Apr 30, 2021, 11:52 AM | Article By: Pa Modou Cham

Since the inception of the coronavirus pandemic, Gambian women, particularly fish vendors within Latrikunda Sabiji market who wake up every morning to Tanji Fish Landing Site, (a coastal town) in the West Coast Region (WRC) are grappling with less income.

This has therefore impacted the livelihood of vulnerable women who struggle for their daily earnings and survival.

Experts have indicated that an increasing number of Gambian businesses remain uncertain about the future and fear that the economic impact will lead to revenue and job losses thanks to covid-19. 

Speaking to The Point Mama Sanneh, resident of Latrikunda Sabiji and a fish vendor at Latrikunda Market, explained that the coronavirus has caused them several difficulties since it was recorded in the country. According to her, the pandemic collapsed their businesses, saying they had been working fine before covid-19.

“There is a big gap in our daily earnings. Since the pronouncement of the first case of coronavirus, our commodities and other stuff become no longer marketable. This is as a result of few customers and government restrictions on movement of people and closure of non-essential businesses. The basic commodities have risen rapidly, be it fish, onion or any other food item,” Sanneh added.

Mrs. Sanneh continued that the prices spike daily due to lack of control, while adding that they buy fishes at high prices and as a result of that, they couldn’t sell them as usual.

“Before the pandemic, a cup of rice was costing six dalasis, but as we speak, it’s costing 10 dalasis and even 15 dalasis for some varieties,” she complained.

“The hike in the price of fish is the worst.  We work every day but still find it difficult to survive due to poverty we and our families are trapped in.”

She called on the government to assist the women, especially the petty traders, saying they are faced with so many obstacles in providing their daily meals and urgently need government’s intervention.

“When the government announced the lockdown and forced us to close by 2 p.m., it was the worst moment because we were not able to earn much,” she pointed out.

Awa Dampha, a native of Tallinding and a fish vendor at Latrikunda Market, also shared her precarious situation as a result covid-19.

According to her, the pandemic has closed the door of opportunities to women and petty traders in particular.

“I never saw this kind of sickness in my life. I’m a fish seller, but I can tell you things are not going well with me in this market. I can’t do anything but to remain faithful.”

The fishermen always complain about government’s restrictions and as a result of that, there are no enough fishes. Whenever the fishes are less in the market, the price increases,” she pointed out.

She further complained that the lockdown was the worst moment of the lives of petty traders. Mrs. Dampha indicated that they sometimes take fishes on credit basis from the fishermen and default in payment due to lack of customers.

“The government’s support shouldn’t be bias. It should be neutral and give priority to the most vulnerable. I call on the government to help us with cash, so that it can benefit us in our petty businesses.”
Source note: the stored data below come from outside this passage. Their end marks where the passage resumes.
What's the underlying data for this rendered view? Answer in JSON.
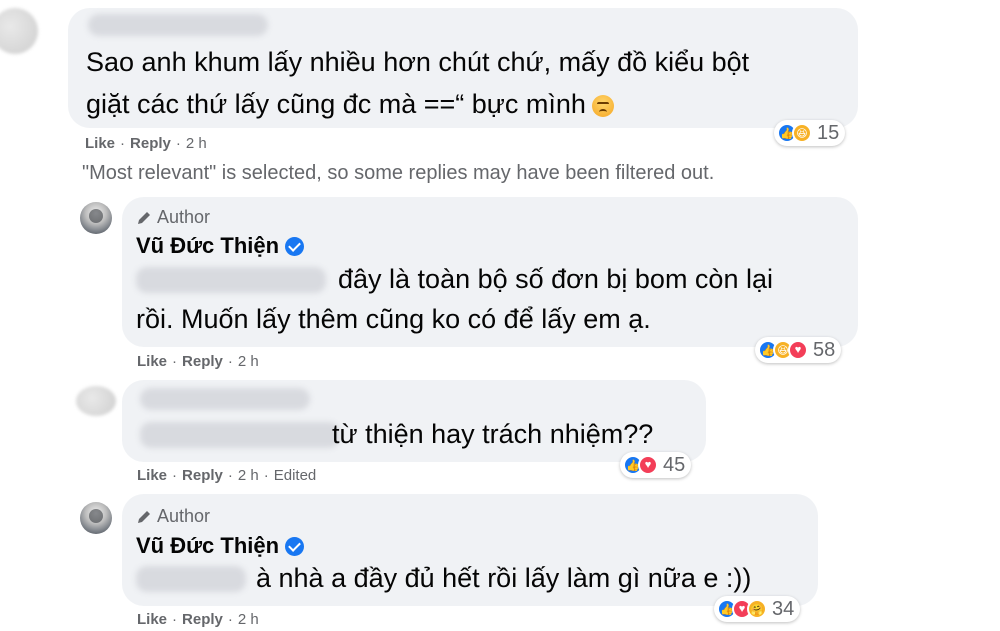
{
  "comments": [
    {
      "text_lines": [
        "Sao anh khum lấy nhiều hơn chút chứ, mấy đồ kiểu bột",
        "giặt các thứ lấy cũng đc mà ==“ bực mình"
      ],
      "actions": {
        "like": "Like",
        "reply": "Reply",
        "time": "2 h"
      },
      "reactions": {
        "icons": [
          "like-icon",
          "haha-icon"
        ],
        "count": "15"
      }
    },
    {
      "filter_note": "\"Most relevant\" is selected, so some replies may have been filtered out."
    },
    {
      "author_badge": "Author",
      "name": "Vũ Đức Thiện",
      "text_lines": [
        "đây là toàn bộ số đơn bị bom còn lại",
        "rồi. Muốn lấy thêm cũng ko có để lấy em ạ."
      ],
      "actions": {
        "like": "Like",
        "reply": "Reply",
        "time": "2 h"
      },
      "reactions": {
        "icons": [
          "like-icon",
          "haha-icon",
          "love-icon"
        ],
        "count": "58"
      }
    },
    {
      "text_lines": [
        "từ thiện hay trách nhiệm??"
      ],
      "actions": {
        "like": "Like",
        "reply": "Reply",
        "time": "2 h",
        "edited": "Edited"
      },
      "reactions": {
        "icons": [
          "like-icon",
          "love-icon"
        ],
        "count": "45"
      }
    },
    {
      "author_badge": "Author",
      "name": "Vũ Đức Thiện",
      "text_lines": [
        "à nhà a đầy đủ hết rồi lấy làm gì nữa e :))"
      ],
      "actions": {
        "like": "Like",
        "reply": "Reply",
        "time": "2 h"
      },
      "reactions": {
        "icons": [
          "like-icon",
          "love-icon",
          "care-icon"
        ],
        "count": "34"
      }
    }
  ],
  "colors": {
    "bubble": "#f0f2f5",
    "meta_text": "#65676b",
    "like_blue": "#1877f2",
    "love_red": "#f33e58",
    "haha_yellow": "#f7b125"
  }
}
In an interview with Alieu Secka, the chief executive officer of The Gambia Chamber of Commerce and Industry (GCCI), said research confirms that Covid-19 have been devastating to The Gambia’s economic operators, especially the micros and small businesses which women form the majority.  

He added that the Central Bank’s quarterly Business Sentiment Survey showed a significant shift in business sentiment due to the impact of Covid-19.   
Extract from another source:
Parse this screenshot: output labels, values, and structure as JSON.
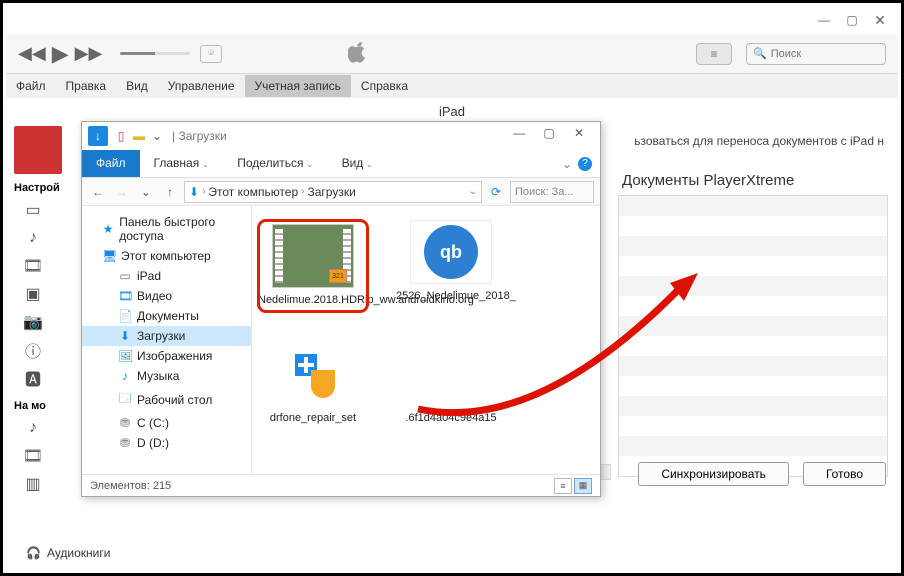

According to the United Nations Development Project (UNDP) Covid-19 report, a large number of the Gambian population is still vulnerable to shocks and a crisis like Covid-19 will move most of the vulnerable populations back into poverty while increasing vulnerability for others.

“In such situations, women and children tend to be more adversely affected mostly because of the gendered nature of the informal sectors. The Gambia is also facing an employment crisis with an unemployment rate of 35.2% Female and youth unemployment are even higher at 57.1 and 41.5% respectively,” the report indicated.

  

The research recommended for The Government to take into account the people when instituting policy measures to combat the spread of COVID-19.